Once you grasp these basics, adding signed numbers becomes predictable and much easier to manage.

Multiplying signed numbers can seem tricky, but it follows straightforward rules that once mastered can simplify the process:

• When both numbers are positive, the result is positive. For example, \(3 \times 2 = 6\).
• When both numbers are negative, the result is also positive, since two negatives negate each other. For instance, calculating \((-657)(-22)\) results in a positive sign because two negative factors result in a positive product. Thus, the product is positive.
• If one number is negative and the other is positive, the result is negative. This is because only one factor remains negative, affecting the overall product. For example, \((-7) \times 5 = -35\).
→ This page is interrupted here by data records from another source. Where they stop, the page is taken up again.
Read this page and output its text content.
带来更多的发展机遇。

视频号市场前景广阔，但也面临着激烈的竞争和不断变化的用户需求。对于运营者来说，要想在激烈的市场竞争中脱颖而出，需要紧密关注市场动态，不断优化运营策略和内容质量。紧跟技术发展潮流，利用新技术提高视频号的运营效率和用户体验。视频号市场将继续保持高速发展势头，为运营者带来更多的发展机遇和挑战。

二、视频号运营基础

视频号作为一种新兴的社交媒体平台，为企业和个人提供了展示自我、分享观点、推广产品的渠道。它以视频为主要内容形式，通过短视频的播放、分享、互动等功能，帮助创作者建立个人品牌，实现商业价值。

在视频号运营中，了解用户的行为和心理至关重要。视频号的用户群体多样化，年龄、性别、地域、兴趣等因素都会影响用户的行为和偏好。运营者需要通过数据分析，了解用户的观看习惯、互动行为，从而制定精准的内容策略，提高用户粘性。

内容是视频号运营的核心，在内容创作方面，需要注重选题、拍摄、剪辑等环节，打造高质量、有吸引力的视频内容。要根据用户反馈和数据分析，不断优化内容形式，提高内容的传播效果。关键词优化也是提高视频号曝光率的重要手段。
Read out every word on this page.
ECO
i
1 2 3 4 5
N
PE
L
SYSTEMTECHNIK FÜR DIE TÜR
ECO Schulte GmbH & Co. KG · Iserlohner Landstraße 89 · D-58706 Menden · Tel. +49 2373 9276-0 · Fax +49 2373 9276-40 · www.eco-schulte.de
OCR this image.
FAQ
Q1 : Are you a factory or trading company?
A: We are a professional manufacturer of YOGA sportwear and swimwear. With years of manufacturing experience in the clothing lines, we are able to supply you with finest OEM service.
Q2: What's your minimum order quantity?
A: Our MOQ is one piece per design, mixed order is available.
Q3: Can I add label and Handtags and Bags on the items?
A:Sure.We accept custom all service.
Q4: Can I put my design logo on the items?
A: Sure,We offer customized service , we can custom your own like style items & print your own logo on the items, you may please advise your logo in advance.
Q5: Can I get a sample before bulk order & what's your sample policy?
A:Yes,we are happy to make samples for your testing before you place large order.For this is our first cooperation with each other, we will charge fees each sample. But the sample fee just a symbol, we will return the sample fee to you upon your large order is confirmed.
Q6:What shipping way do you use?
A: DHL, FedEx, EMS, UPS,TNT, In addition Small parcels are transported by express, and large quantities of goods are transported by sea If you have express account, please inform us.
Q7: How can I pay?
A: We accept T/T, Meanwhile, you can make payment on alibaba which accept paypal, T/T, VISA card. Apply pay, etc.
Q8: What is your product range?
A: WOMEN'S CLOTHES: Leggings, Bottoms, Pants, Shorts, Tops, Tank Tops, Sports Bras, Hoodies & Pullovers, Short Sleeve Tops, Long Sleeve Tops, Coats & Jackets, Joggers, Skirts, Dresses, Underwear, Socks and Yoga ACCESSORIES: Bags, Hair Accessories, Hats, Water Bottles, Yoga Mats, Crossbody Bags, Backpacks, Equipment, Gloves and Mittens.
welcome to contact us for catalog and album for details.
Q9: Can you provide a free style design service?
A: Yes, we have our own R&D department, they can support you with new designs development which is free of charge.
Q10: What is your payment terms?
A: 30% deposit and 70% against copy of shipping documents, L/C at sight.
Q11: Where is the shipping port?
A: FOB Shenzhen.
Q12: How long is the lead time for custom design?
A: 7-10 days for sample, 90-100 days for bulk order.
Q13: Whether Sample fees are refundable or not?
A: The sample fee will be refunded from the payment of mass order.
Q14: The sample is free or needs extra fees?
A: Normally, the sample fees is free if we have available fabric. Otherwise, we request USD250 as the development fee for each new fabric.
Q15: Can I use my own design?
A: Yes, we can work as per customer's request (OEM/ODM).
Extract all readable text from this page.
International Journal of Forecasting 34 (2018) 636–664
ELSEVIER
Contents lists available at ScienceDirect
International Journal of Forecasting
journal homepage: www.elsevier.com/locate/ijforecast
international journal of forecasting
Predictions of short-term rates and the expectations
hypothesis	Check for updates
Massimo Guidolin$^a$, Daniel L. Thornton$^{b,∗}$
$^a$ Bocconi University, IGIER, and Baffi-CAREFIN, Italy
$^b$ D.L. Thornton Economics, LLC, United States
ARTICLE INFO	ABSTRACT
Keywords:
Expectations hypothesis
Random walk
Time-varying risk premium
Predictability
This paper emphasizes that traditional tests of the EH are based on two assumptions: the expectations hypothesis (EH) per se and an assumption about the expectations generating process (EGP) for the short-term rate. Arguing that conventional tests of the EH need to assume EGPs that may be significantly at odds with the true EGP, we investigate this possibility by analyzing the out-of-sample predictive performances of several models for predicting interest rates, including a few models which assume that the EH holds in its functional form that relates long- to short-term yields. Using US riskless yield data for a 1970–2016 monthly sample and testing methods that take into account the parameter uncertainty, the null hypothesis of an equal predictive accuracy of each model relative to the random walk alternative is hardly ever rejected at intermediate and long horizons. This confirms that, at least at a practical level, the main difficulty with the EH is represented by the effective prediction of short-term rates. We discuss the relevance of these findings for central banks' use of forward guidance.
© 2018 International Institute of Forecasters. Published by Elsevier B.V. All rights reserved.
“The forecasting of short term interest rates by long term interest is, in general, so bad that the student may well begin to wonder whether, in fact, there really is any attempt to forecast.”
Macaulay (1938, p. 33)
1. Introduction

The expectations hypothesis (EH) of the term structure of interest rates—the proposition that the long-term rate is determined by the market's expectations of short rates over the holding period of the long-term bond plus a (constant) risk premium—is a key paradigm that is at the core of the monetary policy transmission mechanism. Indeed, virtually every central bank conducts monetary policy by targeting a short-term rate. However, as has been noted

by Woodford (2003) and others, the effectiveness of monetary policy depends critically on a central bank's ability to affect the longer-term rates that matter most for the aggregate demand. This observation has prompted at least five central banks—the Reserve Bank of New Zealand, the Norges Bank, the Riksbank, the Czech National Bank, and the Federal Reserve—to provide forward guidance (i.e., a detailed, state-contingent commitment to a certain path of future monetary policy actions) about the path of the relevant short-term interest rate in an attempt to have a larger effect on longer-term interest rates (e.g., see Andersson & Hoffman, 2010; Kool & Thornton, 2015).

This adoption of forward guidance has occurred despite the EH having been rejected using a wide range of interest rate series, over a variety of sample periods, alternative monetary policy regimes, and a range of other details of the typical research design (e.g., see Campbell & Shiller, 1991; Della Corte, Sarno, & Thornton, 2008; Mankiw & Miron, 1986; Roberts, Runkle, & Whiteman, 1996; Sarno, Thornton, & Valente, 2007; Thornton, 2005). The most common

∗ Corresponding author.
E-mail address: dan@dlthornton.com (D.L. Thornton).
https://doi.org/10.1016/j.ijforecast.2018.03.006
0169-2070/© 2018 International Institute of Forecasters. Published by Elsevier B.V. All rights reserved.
Mastering these rules can greatly aid in managing and solving multiplication problems involving signed numbers.

The process of division for signed numbers is conceptually similar to multiplication. The sign of the result depends on the signs of the dividend and the divisor:

• If both the dividend and divisor are positive, the quotient is positive. For example, \(18 \div 6 = 3\).
• If both the dividend and divisor are negative, the quotient is still positive, as the negatives cancel each other out. For instance, \((-20) \div (-5) = 4\).
• If one is negative and the other is positive, the quotient is negative. For example, in \(\frac{-2,744}{49}\), the result is negative because a negative dividend divided by a positive divisor yields a negative quotient.

Always remember these rules to quickly determine the signs of results when dividing signed numbers. It makes complex calculations more straightforward and manageable.